L’utilisation par Netflix d’images de la tragédie de Lac-Mégantic est inadmissible

Un train transportant du pétrole a déraillé et explosé à Lac-Mégantic en 2013, faisant 47 morts.
Photo: Jacques Nadeau Archives Le Devoir Un train transportant du pétrole a déraillé et explosé à Lac-Mégantic en 2013, faisant 47 morts.

Monsieur Hastings,

Je vous écris afin de vous faire part de la stupéfaction et de la consternation du gouvernement du Québec devant la décision de votre entreprise et de ses partenaires d’utiliser des images de la tragédie de Lac-Mégantic dans deux de vos productions et ce, purement à des fins de divertissement. Cette tragédie nationale, qui a coûté la vie à 47 personnes en 2013, avait durement ébranlé le Québec tout entier. Son souvenir, seulement 5 ans après les faits, demeure encore très vif dans l’esprit des Méganticois et des Québécois. Les profondes cicatrices laissées par le déraillement d’un train pétrolier, dans la nuit du 6 juillet 2013, sont également toujours bien présentes dans le paysage de cette communauté d’à peine 6 000 âmes.

Comme beaucoup de Québécois, notre gouvernement s’explique mal comment un géant mondial comme Netflix peut avoir jugé bon d’utiliser de telles images dans ce contexte. Ces archives ne devraient jamais être destinées à une utilisation autre que pour des fins d’information ou de documentaire. En aucun cas ne devrions-nous tolérer l’utilisation de tragédies humaines, quelles qu’elles soient, pour du divertissement. Tant sur le plan moral qu’éthique, c’est tout simplement inadmissible.

Est-il nécessaire de vous rappeler que derrière ces tragiques événements, il y a des vies humaines? Qu’il y a encore, aujourd’hui, une communauté qui tente de se relever de cette difficile épreuve? Doit-on vous remémorer que durant cette nuit fatidique qui marquera à jamais Lac-Mégantic, des familles ont été déchirées? Avez-vous oublié que des parents y ont perdu leurs enfants et que de nombreuses personnes y ont vu souffrir et mourir des amis, des collègues, des êtres aimés?

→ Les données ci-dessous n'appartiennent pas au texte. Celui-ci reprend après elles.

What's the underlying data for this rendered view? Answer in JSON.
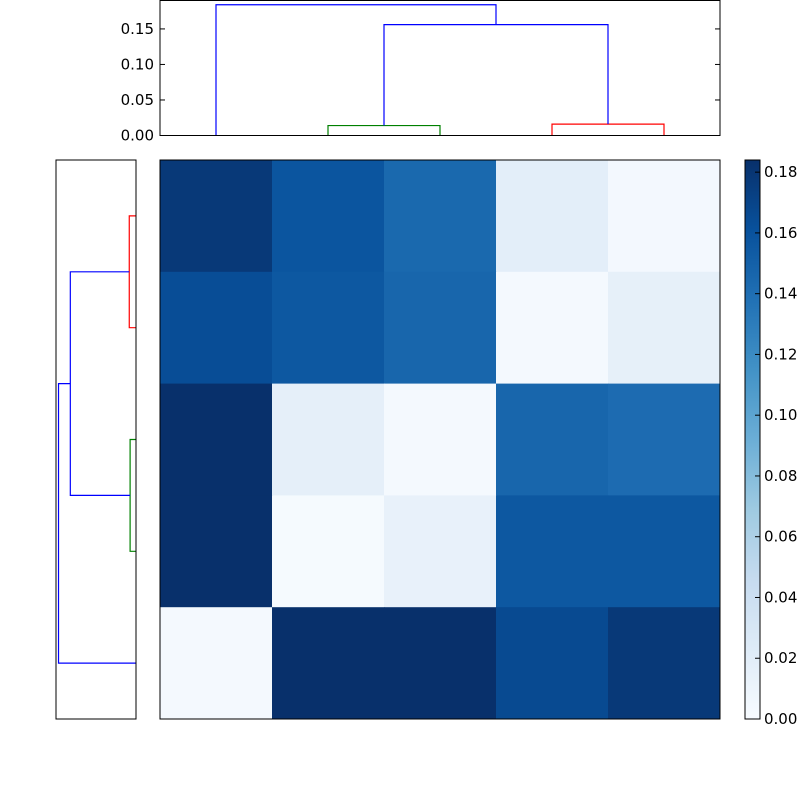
{
  "chart_data": [
    {
      "type": "dendrogram",
      "orientation": "top",
      "ylim": [
        0,
        0.19
      ],
      "yticks": [
        "0.00",
        "0.05",
        "0.10",
        "0.15"
      ],
      "ytick_values": [
        0,
        0.05,
        0.1,
        0.15
      ],
      "leaves": 5,
      "links": [
        {
          "left": 1,
          "right": 2,
          "height": 0.014,
          "color": "#008000"
        },
        {
          "left": 3,
          "right": 4,
          "height": 0.016,
          "color": "#ff0000"
        },
        {
          "left": 1.5,
          "right": 3.5,
          "height": 0.156,
          "left_height": 0.014,
          "right_height": 0.016,
          "color": "#0000ff"
        },
        {
          "left": 0,
          "right": 2.5,
          "height": 0.184,
          "left_height": 0,
          "right_height": 0.156,
          "color": "#0000ff"
        }
      ]
    },
    {
      "type": "dendrogram",
      "orientation": "left",
      "leaves": 5,
      "links": [
        {
          "left": 0,
          "right": 1,
          "height": 0.016,
          "color": "#ff0000"
        },
        {
          "left": 2,
          "right": 3,
          "height": 0.014,
          "color": "#008000"
        },
        {
          "left": 0.5,
          "right": 2.5,
          "height": 0.156,
          "left_height": 0.016,
          "right_height": 0.014,
          "color": "#0000ff"
        },
        {
          "left": 1.5,
          "right": 4,
          "height": 0.184,
          "left_height": 0.156,
          "right_height": 0,
          "color": "#0000ff"
        }
      ]
    },
    {
      "type": "heatmap",
      "colormap": "Blues",
      "vmin": 0,
      "vmax": 0.184,
      "rows": 5,
      "cols": 5,
      "values": [
        [
          0.178,
          0.158,
          0.144,
          0.018,
          0.004
        ],
        [
          0.164,
          0.156,
          0.146,
          0.003,
          0.016
        ],
        [
          0.184,
          0.017,
          0.003,
          0.146,
          0.142
        ],
        [
          0.184,
          0.002,
          0.014,
          0.156,
          0.156
        ],
        [
          0.003,
          0.184,
          0.184,
          0.166,
          0.178
        ]
      ]
    },
    {
      "type": "colorbar",
      "colormap": "Blues",
      "range": [
        0,
        0.184
      ],
      "ticks": [
        "0.00",
        "0.02",
        "0.04",
        "0.06",
        "0.08",
        "0.10",
        "0.12",
        "0.14",
        "0.16",
        "0.18"
      ],
      "tick_values": [
        0,
        0.02,
        0.04,
        0.06,
        0.08,
        0.1,
        0.12,
        0.14,
        0.16,
        0.18
      ]
    }
  ]
}
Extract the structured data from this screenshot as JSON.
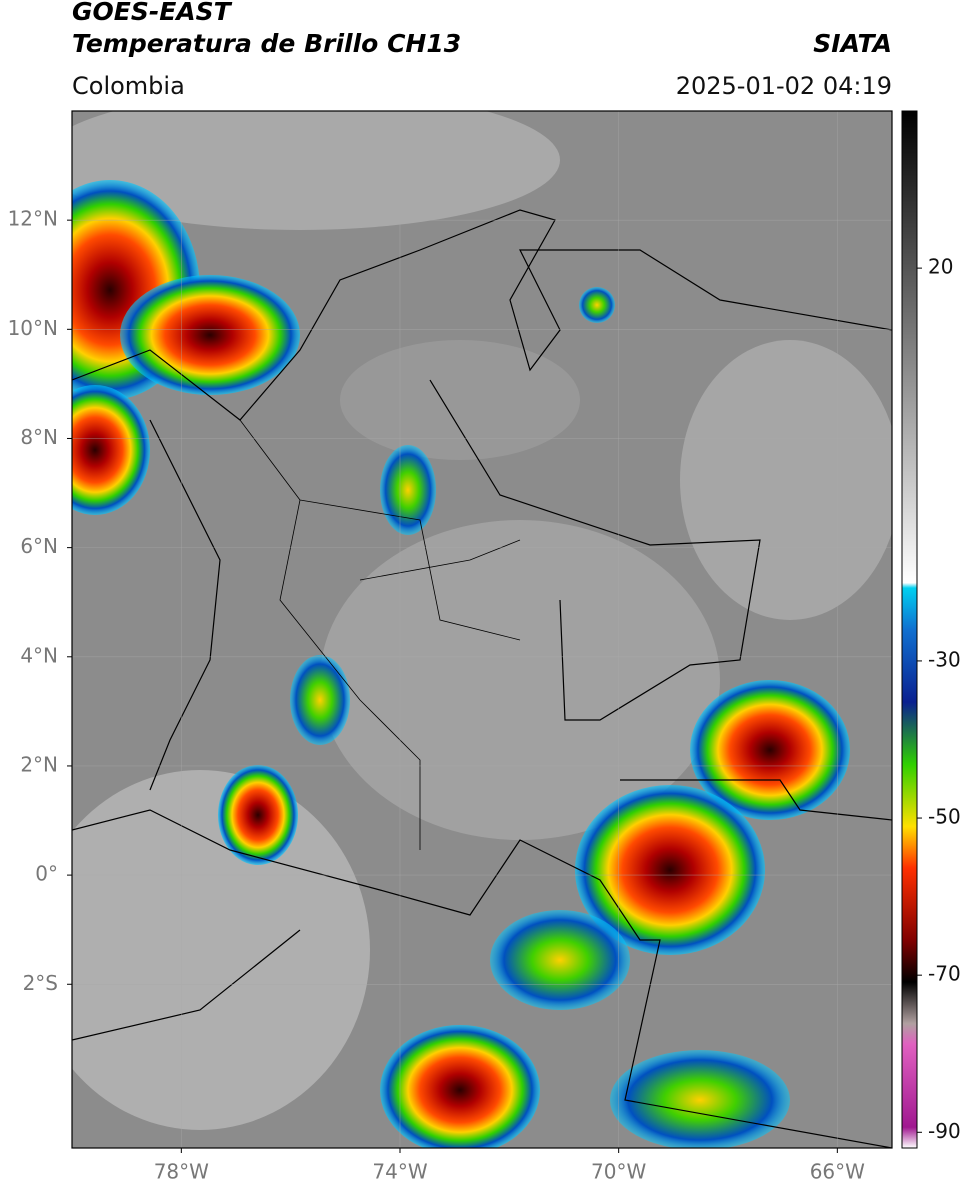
{
  "header": {
    "title": "GOES-EAST",
    "subtitle": "Temperatura de Brillo CH13",
    "source": "SIATA",
    "region": "Colombia",
    "timestamp": "2025-01-02 04:19"
  },
  "map": {
    "xlim": [
      -80,
      -65
    ],
    "ylim": [
      -5,
      14
    ],
    "grid": true,
    "xticks": [
      {
        "value": -78,
        "label": "78°W"
      },
      {
        "value": -74,
        "label": "74°W"
      },
      {
        "value": -70,
        "label": "70°W"
      },
      {
        "value": -66,
        "label": "66°W"
      }
    ],
    "yticks": [
      {
        "value": 12,
        "label": "12°N"
      },
      {
        "value": 10,
        "label": "10°N"
      },
      {
        "value": 8,
        "label": "8°N"
      },
      {
        "value": 6,
        "label": "6°N"
      },
      {
        "value": 4,
        "label": "4°N"
      },
      {
        "value": 2,
        "label": "2°N"
      },
      {
        "value": 0,
        "label": "0°"
      },
      {
        "value": -2,
        "label": "2°S"
      }
    ]
  },
  "colorbar": {
    "lim": [
      -92,
      40
    ],
    "ticks": [
      20,
      -30,
      -50,
      -70,
      -90
    ]
  }
}
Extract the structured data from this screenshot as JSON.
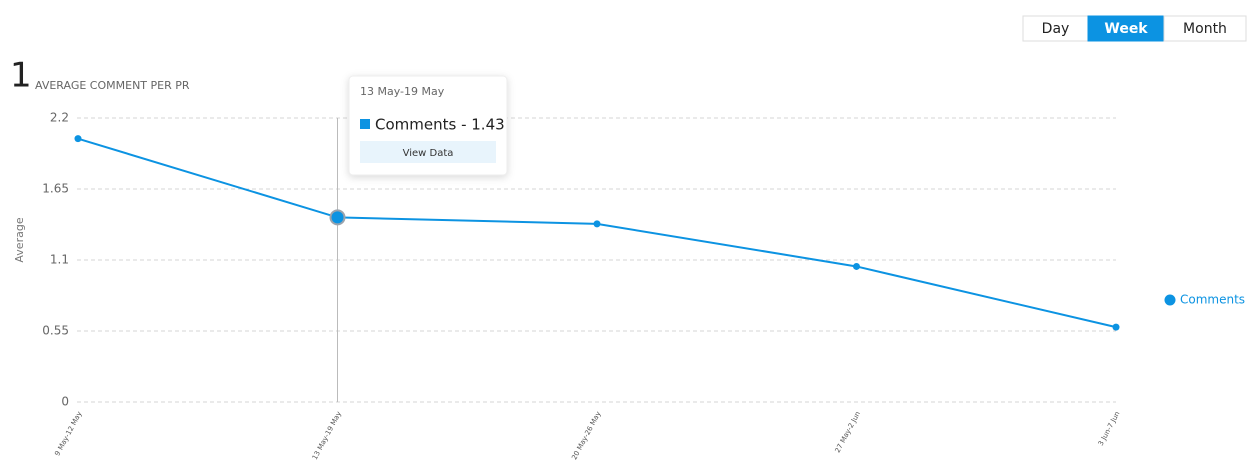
{
  "header": {
    "value": "1",
    "label": "AVERAGE COMMENT PER PR"
  },
  "periods": {
    "options": [
      "Day",
      "Week",
      "Month"
    ],
    "active": "Week"
  },
  "tooltip": {
    "title": "13 May-19 May",
    "label": "Comments - 1.43",
    "action": "View Data"
  },
  "chart_data": {
    "type": "line",
    "y_label": "Average",
    "categories": [
      "9 May-12 May",
      "13 May-19 May",
      "20 May-26 May",
      "27 May-2 Jun",
      "3 Jun-7 Jun"
    ],
    "series": [
      {
        "name": "Comments",
        "color": "#0c93e2",
        "values": [
          2.04,
          1.43,
          1.38,
          1.05,
          0.58
        ]
      }
    ],
    "ylim": [
      0,
      2.2
    ],
    "yticks": [
      0,
      0.55,
      1.1,
      1.65,
      2.2
    ],
    "grid": true,
    "legend": "right",
    "highlight": 1
  }
}
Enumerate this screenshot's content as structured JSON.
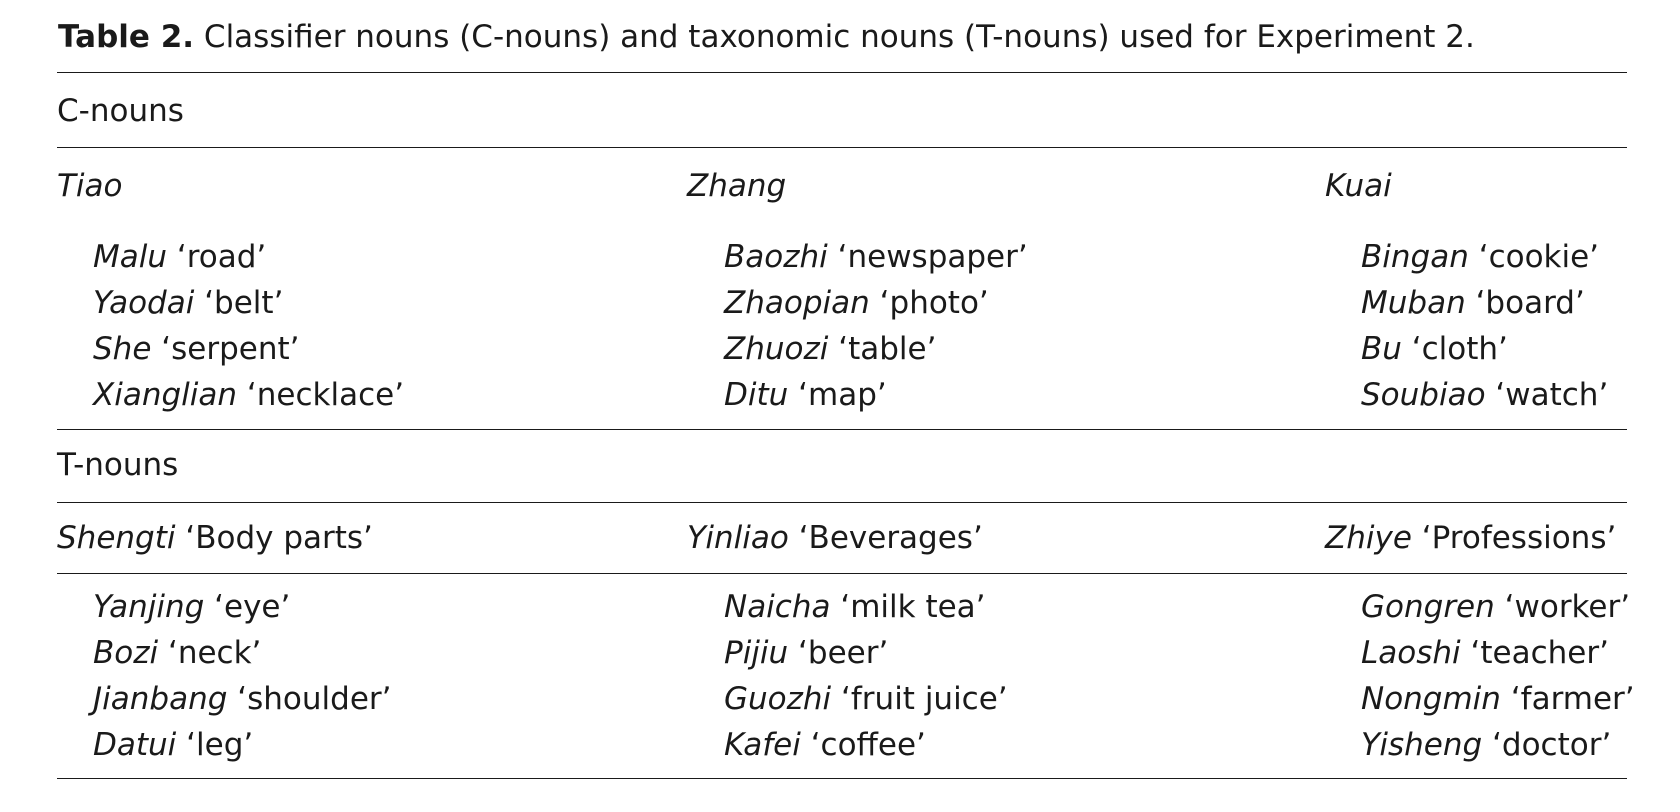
{
  "caption": {
    "label": "Table 2.",
    "text": "Classifier nouns (C-nouns) and taxonomic nouns (T-nouns) used for Experiment 2."
  },
  "sections": [
    {
      "title": "C-nouns",
      "columns": [
        {
          "heading_word": "Tiao",
          "heading_gloss": "",
          "items": [
            {
              "word": "Malu",
              "gloss": "‘road’"
            },
            {
              "word": "Yaodai",
              "gloss": "‘belt’"
            },
            {
              "word": "She",
              "gloss": "‘serpent’"
            },
            {
              "word": "Xianglian",
              "gloss": "‘necklace’"
            }
          ]
        },
        {
          "heading_word": "Zhang",
          "heading_gloss": "",
          "items": [
            {
              "word": "Baozhi",
              "gloss": "‘newspaper’"
            },
            {
              "word": "Zhaopian",
              "gloss": "‘photo’"
            },
            {
              "word": "Zhuozi",
              "gloss": "‘table’"
            },
            {
              "word": "Ditu",
              "gloss": "‘map’"
            }
          ]
        },
        {
          "heading_word": "Kuai",
          "heading_gloss": "",
          "items": [
            {
              "word": "Bingan",
              "gloss": "‘cookie’"
            },
            {
              "word": "Muban",
              "gloss": "‘board’"
            },
            {
              "word": "Bu",
              "gloss": "‘cloth’"
            },
            {
              "word": "Soubiao",
              "gloss": "‘watch’"
            }
          ]
        }
      ]
    },
    {
      "title": "T-nouns",
      "columns": [
        {
          "heading_word": "Shengti",
          "heading_gloss": "‘Body parts’",
          "items": [
            {
              "word": "Yanjing",
              "gloss": "‘eye’"
            },
            {
              "word": "Bozi",
              "gloss": "‘neck’"
            },
            {
              "word": "Jianbang",
              "gloss": "‘shoulder’"
            },
            {
              "word": "Datui",
              "gloss": "‘leg’"
            }
          ]
        },
        {
          "heading_word": "Yinliao",
          "heading_gloss": "‘Beverages’",
          "items": [
            {
              "word": "Naicha",
              "gloss": "‘milk tea’"
            },
            {
              "word": "Pijiu",
              "gloss": "‘beer’"
            },
            {
              "word": "Guozhi",
              "gloss": "‘fruit juice’"
            },
            {
              "word": "Kafei",
              "gloss": "‘coffee’"
            }
          ]
        },
        {
          "heading_word": "Zhiye",
          "heading_gloss": "‘Professions’",
          "items": [
            {
              "word": "Gongren",
              "gloss": "‘worker’"
            },
            {
              "word": "Laoshi",
              "gloss": "‘teacher’"
            },
            {
              "word": "Nongmin",
              "gloss": "‘farmer’"
            },
            {
              "word": "Yisheng",
              "gloss": "‘doctor’"
            }
          ]
        }
      ]
    }
  ]
}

Et si cela avait touché l’un de vos proches, M. Hastings, comment auriez-vous réagi en apprenant qu’une multinationale utilisait des images rappelant de lourds et sombres souvenirs et ce, uniquement pour son profit? On ne peut que déplorer un tel manque de compassion, d’empathie et de solidarité envers toutes les personnes touchées par cet horrible drame.

Au-delà des considérations budgétaires et des enjeux liés à des productions à grand déploiement, le gouvernement du Québec fait appel aujourd’hui à votre discernement et à votre sens des responsabilités. Nous joignons donc notre voix à celles et ceux qui, comme la mairesse de la municipalité de Lac-Mégantic, réclament le retrait de ces images de l’ensemble de vos productions et ce, dans les plus brefs délais. Il en va du respect des 47 victimes et de leur entourage endeuillé.

Cette situation soulève également de nombreuses autres questions éthiques qui devront, à notre avis, être approfondies dans les semaines et les mois à venir. D’une part, il y a la question de la responsabilité des producteurs et des diffuseurs dans de telles circonstances. En utilisant les images d’une tragédie réelle et dont les impacts sont toujours bien tangibles dans un contexte de fiction, Netflix et ses partenaires ont franchi une dangereuse limite. De plus, en ne divulguant pas clairement la provenance de ces images, votre entreprise a en quelque sorte floué, voire même trahi, ses millions d’abonnés. Comment pouvons-nous être assurés que d’autres tragédies humaines ne seront pas ainsi instrumentalisées à l’avenir?

En terminant, la question se pose : n’est-il pas temps que les géants du cinéma, de la télévision et du Web s’interrogent sur la nécessité de se doter d’un code d’éthique afin que de telles aberrations ne se reproduisent plus jamais?

Considérant que la population de Lac-Mégantic mérite définitivement mieux comme traitement, notre gouvernement espère maintenant que votre entreprise saura enfin reconnaître ses erreurs avec toute l’humilité et la sincérité que commande une telle situation, et qu’elle fera preuve ne serait-ce que d’un soupçon d’humanité et de compassion dans ce dossier.

Je vous prie d’agréer, Monsieur Hastings, mes salutations distinguées.